As atenções maiores do derradeiro dia de NOS Alive prenderam-se na história e na influência de Depeche Mode. A vestir a camisola de Spirit, o mais recente álbum e 14º da carreira, o trio britânico propôs-se à revolução e encheu o peito de crítica social e política na hora de subir ao palco. “Going Backwards” foi, no entanto, entrada a meio-gás e a estranheza perdurou mesmo com “Barrel Of A Gun” ou “World In My Eyes”, músicas de eleição de uma longa discografia. Talvez apenas em “Wrong”, o único tema recordado de Sounds Of The Universe, se começou a desenhar uma linha de comunicação entre os Depeche Mode e uma plateia dividida. A tentativa de imposição da banda através dos visuais cénicos e dos beijos gesticulados por Dave Gahan contribuíram para aplausos maiores em “Everything Counts”, “Stripped” e “Enjoy The Silence” antes que “Never Let Me Down Again”, nem a propósito, pautasse o encore. O regresso ao palco deu-se com quatro temas obrigatórios dos três álbuns que marcaram os anos 90 do trio – “Home” visitou Ultra pela segunda vez, “Walking In My Shoes” e “I Feel You” espalharam fé e devoção sensual e “Personal Jesus” foi recebido com a maior ovação da noite. Ainda assim ficou um travo agridoce na apresentação do álbum menos inspirado que a banda lançou em muito tempo, ficando a ideia de que uma maior aposta nos três álbuns anteriores talvez não tivesse sido má ideia em contexto de festival.

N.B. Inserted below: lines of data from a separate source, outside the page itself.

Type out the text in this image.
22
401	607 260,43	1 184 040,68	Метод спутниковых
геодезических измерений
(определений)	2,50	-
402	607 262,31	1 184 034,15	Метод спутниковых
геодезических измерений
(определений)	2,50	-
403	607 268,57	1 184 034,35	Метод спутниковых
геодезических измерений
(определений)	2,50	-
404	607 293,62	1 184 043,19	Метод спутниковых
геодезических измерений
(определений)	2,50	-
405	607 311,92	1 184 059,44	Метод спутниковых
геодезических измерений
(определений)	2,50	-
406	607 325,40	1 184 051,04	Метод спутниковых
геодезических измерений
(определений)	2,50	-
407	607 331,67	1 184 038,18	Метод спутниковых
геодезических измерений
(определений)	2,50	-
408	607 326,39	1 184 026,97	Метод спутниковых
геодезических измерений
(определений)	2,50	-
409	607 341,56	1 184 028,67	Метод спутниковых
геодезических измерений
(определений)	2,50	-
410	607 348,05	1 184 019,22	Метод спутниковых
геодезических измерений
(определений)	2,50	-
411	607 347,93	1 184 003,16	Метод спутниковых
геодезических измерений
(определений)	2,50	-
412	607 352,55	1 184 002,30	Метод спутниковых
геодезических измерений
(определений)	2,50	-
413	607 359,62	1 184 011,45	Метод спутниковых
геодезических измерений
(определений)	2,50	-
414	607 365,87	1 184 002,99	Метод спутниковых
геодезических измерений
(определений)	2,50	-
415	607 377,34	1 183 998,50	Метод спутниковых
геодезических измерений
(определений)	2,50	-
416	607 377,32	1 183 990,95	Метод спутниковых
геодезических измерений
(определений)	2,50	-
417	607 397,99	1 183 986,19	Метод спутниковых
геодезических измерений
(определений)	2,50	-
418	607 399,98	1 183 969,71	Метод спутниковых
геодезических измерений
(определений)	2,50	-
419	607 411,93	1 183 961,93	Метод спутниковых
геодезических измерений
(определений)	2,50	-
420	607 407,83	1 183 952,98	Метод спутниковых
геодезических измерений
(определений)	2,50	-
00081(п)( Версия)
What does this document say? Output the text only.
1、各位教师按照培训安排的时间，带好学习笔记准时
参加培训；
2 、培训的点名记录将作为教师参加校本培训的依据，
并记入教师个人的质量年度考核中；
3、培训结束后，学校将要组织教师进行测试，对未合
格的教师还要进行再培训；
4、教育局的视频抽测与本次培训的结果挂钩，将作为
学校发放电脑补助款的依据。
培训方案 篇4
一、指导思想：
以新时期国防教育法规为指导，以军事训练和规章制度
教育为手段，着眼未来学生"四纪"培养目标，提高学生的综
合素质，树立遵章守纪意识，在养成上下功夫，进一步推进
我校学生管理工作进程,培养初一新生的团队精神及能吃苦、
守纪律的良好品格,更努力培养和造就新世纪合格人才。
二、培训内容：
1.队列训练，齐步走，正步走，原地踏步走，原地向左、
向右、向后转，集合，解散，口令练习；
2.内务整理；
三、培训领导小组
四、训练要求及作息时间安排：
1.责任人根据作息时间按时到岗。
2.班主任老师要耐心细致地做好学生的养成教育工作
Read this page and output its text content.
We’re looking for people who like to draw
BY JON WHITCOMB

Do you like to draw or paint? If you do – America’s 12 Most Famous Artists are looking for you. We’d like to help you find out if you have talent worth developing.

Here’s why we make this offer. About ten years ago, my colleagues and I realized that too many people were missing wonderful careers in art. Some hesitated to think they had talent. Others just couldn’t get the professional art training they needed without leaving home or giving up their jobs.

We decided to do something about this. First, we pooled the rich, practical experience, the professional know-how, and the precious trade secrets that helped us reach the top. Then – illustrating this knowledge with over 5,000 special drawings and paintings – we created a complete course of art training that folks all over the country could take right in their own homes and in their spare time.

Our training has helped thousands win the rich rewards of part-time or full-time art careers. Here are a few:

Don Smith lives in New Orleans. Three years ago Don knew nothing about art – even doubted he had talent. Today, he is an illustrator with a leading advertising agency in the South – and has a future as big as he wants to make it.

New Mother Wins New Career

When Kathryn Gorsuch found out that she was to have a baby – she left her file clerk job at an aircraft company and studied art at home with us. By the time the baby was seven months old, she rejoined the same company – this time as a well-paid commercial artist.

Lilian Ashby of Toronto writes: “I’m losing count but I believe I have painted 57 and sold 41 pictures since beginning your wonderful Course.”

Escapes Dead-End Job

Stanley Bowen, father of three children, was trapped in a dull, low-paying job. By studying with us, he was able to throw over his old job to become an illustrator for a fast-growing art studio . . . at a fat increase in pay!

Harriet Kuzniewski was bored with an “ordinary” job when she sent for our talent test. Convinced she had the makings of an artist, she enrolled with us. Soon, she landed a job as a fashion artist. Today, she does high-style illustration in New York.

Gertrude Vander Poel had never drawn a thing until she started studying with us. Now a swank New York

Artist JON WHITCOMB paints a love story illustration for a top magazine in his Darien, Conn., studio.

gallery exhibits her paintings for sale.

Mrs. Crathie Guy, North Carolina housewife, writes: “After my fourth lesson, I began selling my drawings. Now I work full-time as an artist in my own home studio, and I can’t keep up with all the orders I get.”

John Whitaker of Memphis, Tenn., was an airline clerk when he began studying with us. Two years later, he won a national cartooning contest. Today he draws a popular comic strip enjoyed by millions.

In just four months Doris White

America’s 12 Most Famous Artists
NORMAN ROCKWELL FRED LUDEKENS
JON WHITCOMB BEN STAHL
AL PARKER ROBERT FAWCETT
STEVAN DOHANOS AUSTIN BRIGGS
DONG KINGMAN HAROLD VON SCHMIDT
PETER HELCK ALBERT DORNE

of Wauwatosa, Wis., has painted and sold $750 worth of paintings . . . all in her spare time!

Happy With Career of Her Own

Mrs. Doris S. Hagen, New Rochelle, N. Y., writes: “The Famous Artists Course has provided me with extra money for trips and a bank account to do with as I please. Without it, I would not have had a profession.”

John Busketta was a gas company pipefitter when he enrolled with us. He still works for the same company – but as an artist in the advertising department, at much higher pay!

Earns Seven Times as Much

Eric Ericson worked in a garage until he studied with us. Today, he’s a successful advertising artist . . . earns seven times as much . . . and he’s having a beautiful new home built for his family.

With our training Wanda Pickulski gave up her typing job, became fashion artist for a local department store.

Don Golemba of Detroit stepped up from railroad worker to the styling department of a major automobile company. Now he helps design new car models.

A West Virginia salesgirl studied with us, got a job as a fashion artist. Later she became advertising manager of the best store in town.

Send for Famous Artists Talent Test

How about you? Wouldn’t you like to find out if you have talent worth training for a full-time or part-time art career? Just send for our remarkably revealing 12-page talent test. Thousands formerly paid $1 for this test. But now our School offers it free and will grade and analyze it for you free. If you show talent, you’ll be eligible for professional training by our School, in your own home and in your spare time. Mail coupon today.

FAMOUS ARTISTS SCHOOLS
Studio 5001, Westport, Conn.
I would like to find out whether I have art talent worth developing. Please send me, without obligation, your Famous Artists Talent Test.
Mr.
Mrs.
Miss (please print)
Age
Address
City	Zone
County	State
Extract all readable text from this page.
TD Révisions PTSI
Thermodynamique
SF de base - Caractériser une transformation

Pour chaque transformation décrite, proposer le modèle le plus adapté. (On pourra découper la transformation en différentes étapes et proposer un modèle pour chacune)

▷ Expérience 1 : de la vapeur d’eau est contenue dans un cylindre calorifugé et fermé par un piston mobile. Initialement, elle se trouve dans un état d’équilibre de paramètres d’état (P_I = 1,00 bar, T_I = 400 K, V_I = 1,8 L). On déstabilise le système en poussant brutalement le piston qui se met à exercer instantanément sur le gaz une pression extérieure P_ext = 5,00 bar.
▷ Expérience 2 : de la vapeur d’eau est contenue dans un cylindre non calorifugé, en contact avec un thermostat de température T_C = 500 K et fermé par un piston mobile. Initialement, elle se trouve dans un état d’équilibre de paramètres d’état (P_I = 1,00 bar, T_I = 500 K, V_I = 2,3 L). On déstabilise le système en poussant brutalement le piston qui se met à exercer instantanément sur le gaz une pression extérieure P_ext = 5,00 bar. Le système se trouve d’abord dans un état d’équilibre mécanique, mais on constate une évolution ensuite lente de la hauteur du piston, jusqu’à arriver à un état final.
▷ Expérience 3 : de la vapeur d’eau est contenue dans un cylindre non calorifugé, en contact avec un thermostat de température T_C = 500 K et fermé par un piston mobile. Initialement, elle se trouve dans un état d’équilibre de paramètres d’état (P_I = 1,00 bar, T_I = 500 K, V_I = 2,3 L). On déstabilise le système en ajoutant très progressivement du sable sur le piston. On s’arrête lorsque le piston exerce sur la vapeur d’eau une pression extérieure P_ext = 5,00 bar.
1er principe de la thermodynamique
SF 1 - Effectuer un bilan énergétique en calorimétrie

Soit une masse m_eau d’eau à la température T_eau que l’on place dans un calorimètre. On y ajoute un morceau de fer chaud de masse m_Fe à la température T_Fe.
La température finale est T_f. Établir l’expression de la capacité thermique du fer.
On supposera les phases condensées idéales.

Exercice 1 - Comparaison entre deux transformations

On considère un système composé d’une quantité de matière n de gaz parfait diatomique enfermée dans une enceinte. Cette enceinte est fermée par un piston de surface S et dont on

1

Houve quem dissesse que os “reais” cabeça-de-cartaz do último dia foram os Cage The Elephant no Palco Heineken na maior enchente que este palco encontrou nesta edição. Um público bem dividido entre britânicos e portugueses recebeu os norte-americanos que se radicaram em Londres para escrever o percurso que conhecemos desde 2008: já lá vão quatro discos, dezenas de faixas orelhudas para perder a voz e uma abordagem ao vivo que agiganta todas as qualidades registadas em estúdio. Ainda que a apresentar o mais recente Tell Me I’m Pretty pela segunda vez a Portugal, foi o anterior Melophobia que recheou em maior quantidade o alinhamento guardado para Algés. “Spiderhead” continua a ser um eco demolidor para saltos e amigos às cavalitas e a recta final com “Cigarette Daydreams”, “Come A Little Closer” e “Teeth” serviram de confirmação que estes Cage The Elephant são uma das bandas maiores do indie rock global, com uma reencarnação de Mick Jagger nos maneirismos e na espontaneidade do vocalista Matthew Schultz e a certeza que já não há palcos demasiado grandes para gente como esta. Só têm de lhos dar.

 

A cereja no topo do bolo foi colocada pelos australianos The Avalanches, também no Palco Heineken, a transformar uma arena de rock numa pista muito própria de electrónica e hiphop à base de samples e boa disposição. Robbie Chater e Tony Di Blasi constituem uma dupla que se inscreveu na lista de melhores obras de sampling com Since I Left You em 2000 e repetiu a dose dezasseis anos depois com Wildflower e a transmutação para o palco em live set resultou em pleno com mais cinco membros: Paris Jeffree dominou os beats na bateria, Spank Rock debruçou-se no rap quando necessário, Eliza Wolfgramm e Oscar Vicent Slorach-Thro também dominaram os microfones e Jonti Danilewitz percorreu os ritmos da guitarra. Tudo isto e com “Because I’m Me” e “Frank Sinatra” logo em primeiro no alinhamento, tornou-se fácil somar sorrisos, abanar ancas, juntar vozes e dar para uma tenda folgada de espaço um dos concertos do festival em vários níveis. Na instrumentação os samples percorridos com sucesso, de Queens of the Stone Age a The Who “bastava” passar Beatles e Beach Boys algures lá no fundo, e os visuais no fundo proibiram caras trancadas – como era possível, com os fantasminhas de “Frontier Psychiatrist” a dançar à nossa frente e “Since I Left You” guardada para fechar o festival?

 

Para 2018 ficam já marcadas as datas, de 12 a 14 de Julho, e a garantia de que o NOS Alive apostará na sua receita de sucesso.